A famous remark by Luther at one of his Table Talks, when a student asked him, “Dr. Luther, if you knew the world was going to end tomorrow, what would you do?”, he replied, “I would plant an apple tree.”
What was the point of that? I am not sure, but I think Luther was trying to make a point with his student. That we carry on our work as best we can despite the present circumstances.
What do WE do, when the world we live in is so very different from the world we started with 10 months ago? We plant a tree. We call our neighbor, we join the prayer chain, we roll bandages, we give our money, we donate food, we make meals, we study, we fix things, we build things, we pray, we grieve what we have lost, we go to work, we celebrate the milestones.

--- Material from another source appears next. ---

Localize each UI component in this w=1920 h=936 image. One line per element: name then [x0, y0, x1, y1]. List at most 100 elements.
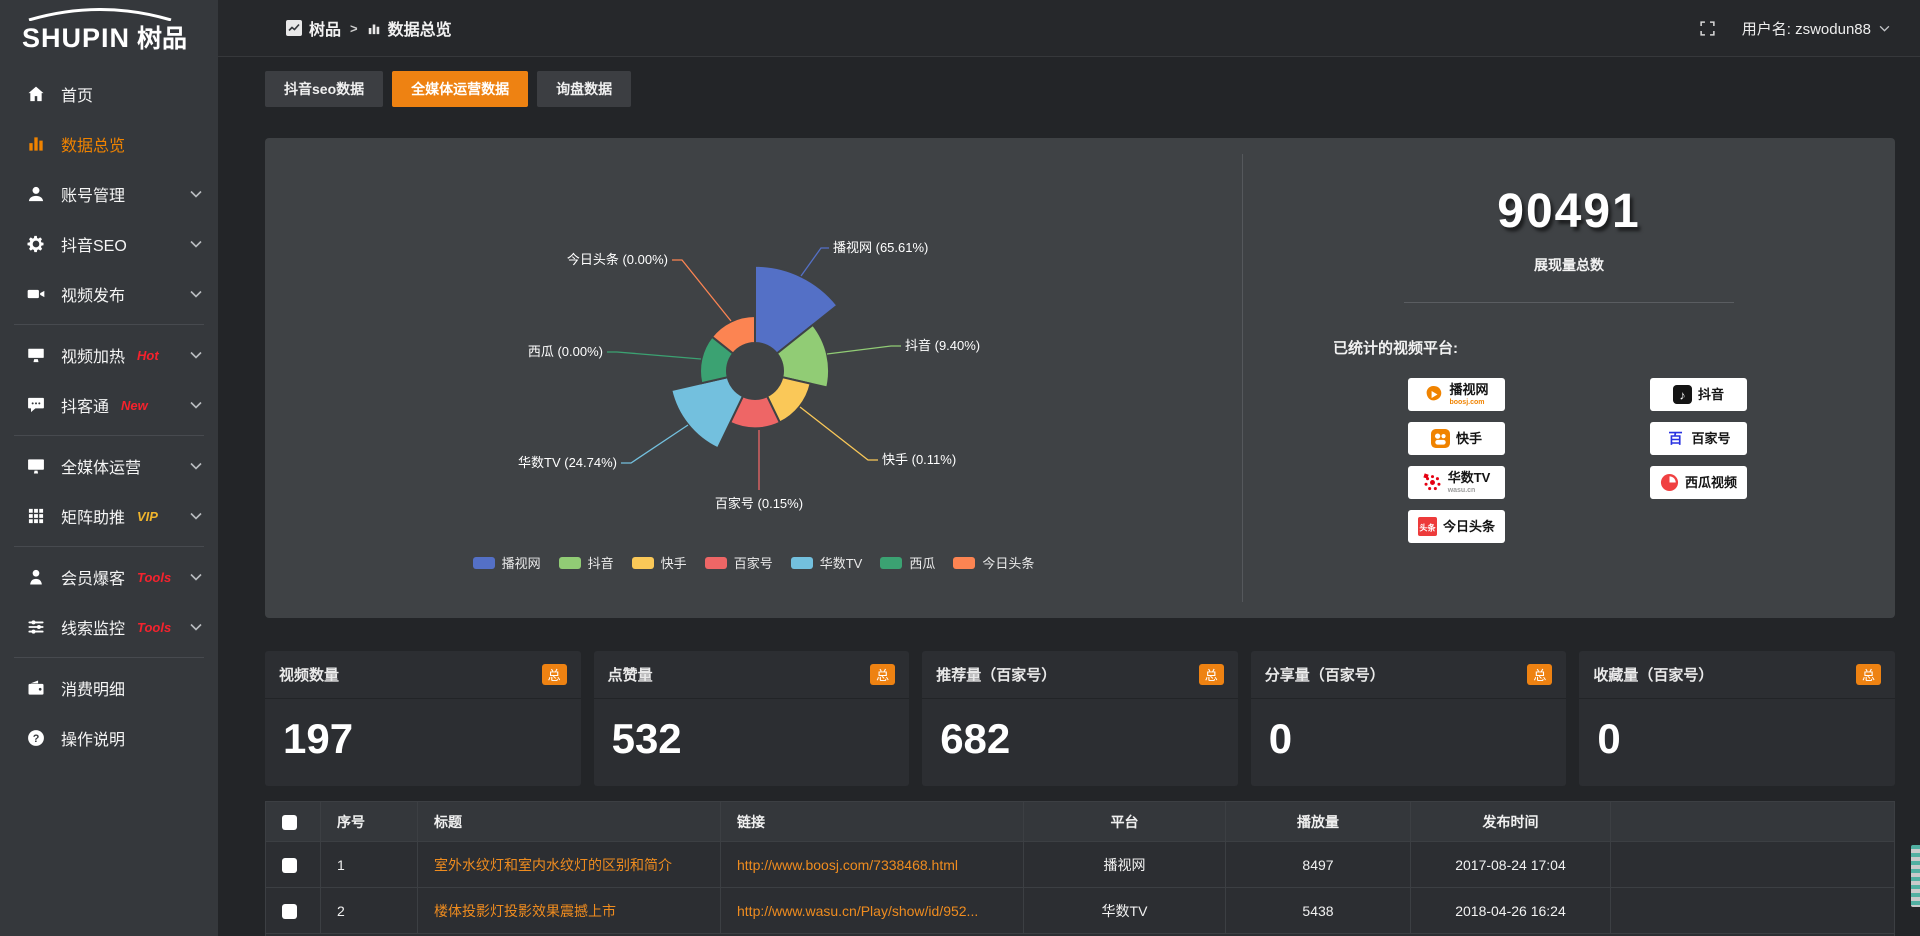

We even make plans, with the knowledge that those plans may have to change, and then change again.
Faithfulness in these times, to me, seems downright heroic. Just to be good to one another, to me, seems valiant. Just getting the family fed, housed and clothed seems monumental. If they don’t seem that way to you, then give thanks.
Either way, I would admonish you to Celebrate the Small Victories. Take time to notice and celebrate even the minor accomplishments that in normal times we could easily overlook. A school assignment completed, a faucet fixed, a puzzle finished, a rare friendly encounter with a cranky neighbor, a donation made, a goal met, a new healthy habit started, you get the idea. There is so much we cannot control, but there is still so much to give thanks for. Gratitude can keep us from feeling overwhelmed. And as I have written several times before: Worship is an antidote to fear. God bless you and yours as you give thanks and praise, in these strange and difficult times.